5.Again, I don’t agree with the androgen type per period taken. Even if I agreed with the whole cycle I wouldn’t use those long esters. 18days that’s less than three weeks meaning you’re getting the highest serum level after your last shot then on into a bridge. Why? Why not be closer to 85-90% serum per androgen if the mega dose is going to be less than three weeks (I might have misread something but I still see 18days and deca and enanthate in the stack)
6. Remember the higher amount of androgen the faster your body will try and remove the foreign substance. Your body as a negative feed back response will undoubtedly realize there are unneeded amounts of hormones and along with your helpful metabolic enhancers begin converting/removing the hormones. Your estrogen levels will be high so I see how liquidex and armidex is a must.
7. Ok here’s the thing If this is in effort to break a plateau it could be done with a drastic change in diet along with a 10 week mega dose extended into a down regulation 10-15 week dose cycle. Tot****g 20-30weeks where you up-regulate due to the amount of androgen introduced then a planned down regulation of target cells. I can’t stress enough that your anabolic atmosphere starts with the amount of calories you can use not the amount of androgens. I could see 2 to 1g a week of propionate for 10weeks then change your androgen to a suspension mixed with that propionate (if someone replies but that will hurt I’m going to point out the above is stating located sites at 2.5ml per site 4 times a day every day) Prop doesn’t hurt, if it does it’s the little girl inside you trying to get out.
8. Warrior touched on a second avenue… That I will add onto. If you what to experiment with mega doses do it with short ester so you can get out of trouble if need be. Experiment with front loads but extended a little Ex w1-5 2g prop, w1-10 1g cyp, 1-15 2g deca, 1-5 50mg d-bol, 12-15 winny, fina or halo.

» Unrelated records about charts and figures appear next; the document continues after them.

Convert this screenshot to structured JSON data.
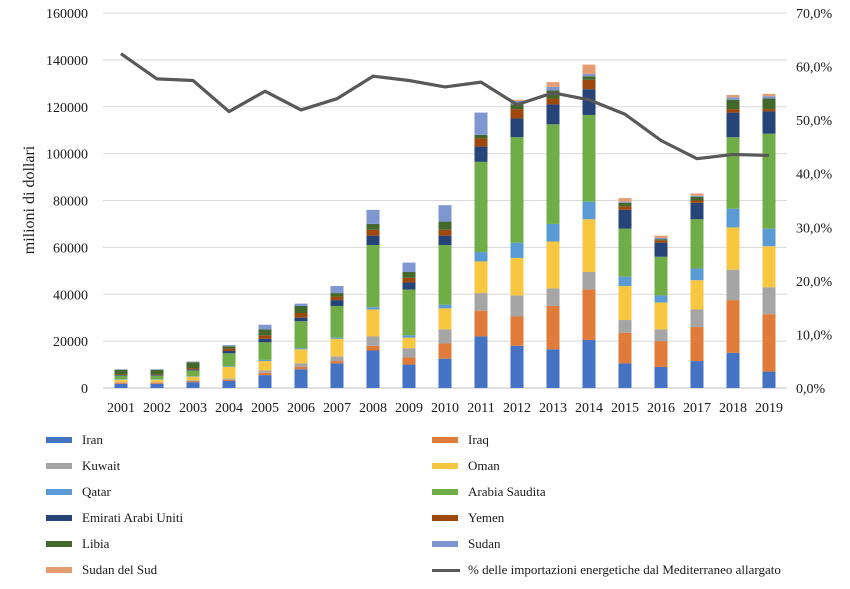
{
  "chart_data": {
    "type": "bar",
    "stacked": true,
    "categories": [
      "2001",
      "2002",
      "2003",
      "2004",
      "2005",
      "2006",
      "2007",
      "2008",
      "2009",
      "2010",
      "2011",
      "2012",
      "2013",
      "2014",
      "2015",
      "2016",
      "2017",
      "2018",
      "2019"
    ],
    "ylabel": "milioni di dollari",
    "ylim": [
      0,
      160000
    ],
    "yticks": [
      "0",
      "20000",
      "40000",
      "60000",
      "80000",
      "100000",
      "120000",
      "140000",
      "160000"
    ],
    "y2lim": [
      0,
      70
    ],
    "y2ticks": [
      "0,0%",
      "10,0%",
      "20,0%",
      "30,0%",
      "40,0%",
      "50,0%",
      "60,0%",
      "70,0%"
    ],
    "grid": true,
    "legend_position": "bottom",
    "series": [
      {
        "name": "Iran",
        "color": "#4472c4",
        "values": [
          1800,
          1800,
          2500,
          3000,
          5500,
          8000,
          10500,
          16000,
          10000,
          12500,
          22000,
          18000,
          16500,
          20500,
          10500,
          9000,
          11500,
          15000,
          7000
        ]
      },
      {
        "name": "Iraq",
        "color": "#e07b39",
        "values": [
          500,
          500,
          500,
          500,
          1000,
          1000,
          1000,
          2000,
          3000,
          6500,
          11000,
          12500,
          18500,
          21500,
          13000,
          11000,
          14500,
          22500,
          24500
        ]
      },
      {
        "name": "Kuwait",
        "color": "#a5a5a5",
        "values": [
          200,
          200,
          300,
          500,
          1000,
          1500,
          2000,
          4000,
          4000,
          6000,
          7500,
          9000,
          7500,
          7500,
          5500,
          5000,
          7500,
          13000,
          11500
        ]
      },
      {
        "name": "Oman",
        "color": "#f7c742",
        "values": [
          1000,
          1000,
          1500,
          5000,
          4000,
          6000,
          7500,
          11500,
          4500,
          9000,
          13500,
          16000,
          20000,
          22500,
          14500,
          11500,
          12500,
          18000,
          17500
        ]
      },
      {
        "name": "Qatar",
        "color": "#5b9bd5",
        "values": [
          200,
          200,
          200,
          300,
          500,
          500,
          500,
          1000,
          1000,
          1500,
          4000,
          6500,
          7500,
          7500,
          4000,
          3000,
          5000,
          8000,
          7500
        ]
      },
      {
        "name": "Arabia Saudita",
        "color": "#70ad47",
        "values": [
          1500,
          1500,
          2500,
          5500,
          7500,
          11500,
          13500,
          26500,
          19500,
          25500,
          38500,
          45000,
          42500,
          37000,
          20500,
          16500,
          21000,
          30500,
          40500
        ]
      },
      {
        "name": "Emirati Arabi Uniti",
        "color": "#264478",
        "values": [
          300,
          300,
          500,
          1000,
          1500,
          1500,
          2500,
          4000,
          3000,
          4000,
          6500,
          8000,
          8500,
          11000,
          8000,
          6000,
          7000,
          10500,
          9500
        ]
      },
      {
        "name": "Yemen",
        "color": "#9e480e",
        "values": [
          300,
          300,
          500,
          1000,
          1500,
          2000,
          1500,
          2500,
          2000,
          2500,
          3500,
          4000,
          2500,
          4000,
          1500,
          1000,
          1000,
          1500,
          1000
        ]
      },
      {
        "name": "Libia",
        "color": "#43682b",
        "values": [
          2000,
          2000,
          2500,
          1000,
          2500,
          3000,
          1500,
          2500,
          2500,
          3500,
          1500,
          2000,
          3500,
          1500,
          1500,
          500,
          1500,
          4000,
          4500
        ]
      },
      {
        "name": "Sudan",
        "color": "#7e97d1",
        "values": [
          200,
          200,
          300,
          500,
          2000,
          1000,
          3000,
          6000,
          4000,
          7000,
          9500,
          1500,
          1500,
          1000,
          500,
          500,
          500,
          1000,
          1000
        ]
      },
      {
        "name": "Sudan del Sud",
        "color": "#e39d70",
        "values": [
          0,
          0,
          0,
          0,
          0,
          0,
          0,
          0,
          0,
          0,
          0,
          500,
          2000,
          4000,
          1500,
          1000,
          1000,
          1000,
          1000
        ]
      }
    ],
    "line": {
      "name": "% delle importazioni energetiche dal Mediterraneo allargato",
      "color": "#595959",
      "axis": "right",
      "values": [
        62.4,
        57.7,
        57.4,
        51.6,
        55.4,
        51.9,
        54.0,
        58.2,
        57.4,
        56.2,
        57.1,
        52.9,
        55.1,
        53.8,
        51.1,
        46.2,
        42.8,
        43.6,
        43.4
      ]
    }
  }
}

9. I have mixed feelings because I feel I may not have read the full article, It sounds like too much is missing and the avenue along with the amounts of food/ gear aren’t presented with any purpose, other than hey don’t knock it till you tried it. If I ever post my scripts I will undoubtedly give my logic behind the dosing as well as how I propose to intake the number of calories I suggest.
10. What was the point of this again? A big guy getting over his plateau. I still have to note every one should realize that most armature BB’ers take much more that the veteran pros. There is a level of maintenance that I believe most over look. Once you attain a particular size yes it is harder to add large amounts of skeletal tissue but with drugs like IGF, insulin, T3; along with a short burst of mega doses with in a longer overall cycle can get most over any hump. I think the trick is finding your optimal dose and then experimenting with doubling that for a 5-6wks get off for 5-6 weeks using T3, IGF, HCG and a high calorie diet while off then repeat all year.
11. I also need to add there aren’t that many pros that have the type of genetics that call for such drastic measures as the above.
Last edited by mmaximus25; 03-19-2006 at 08:02 PM.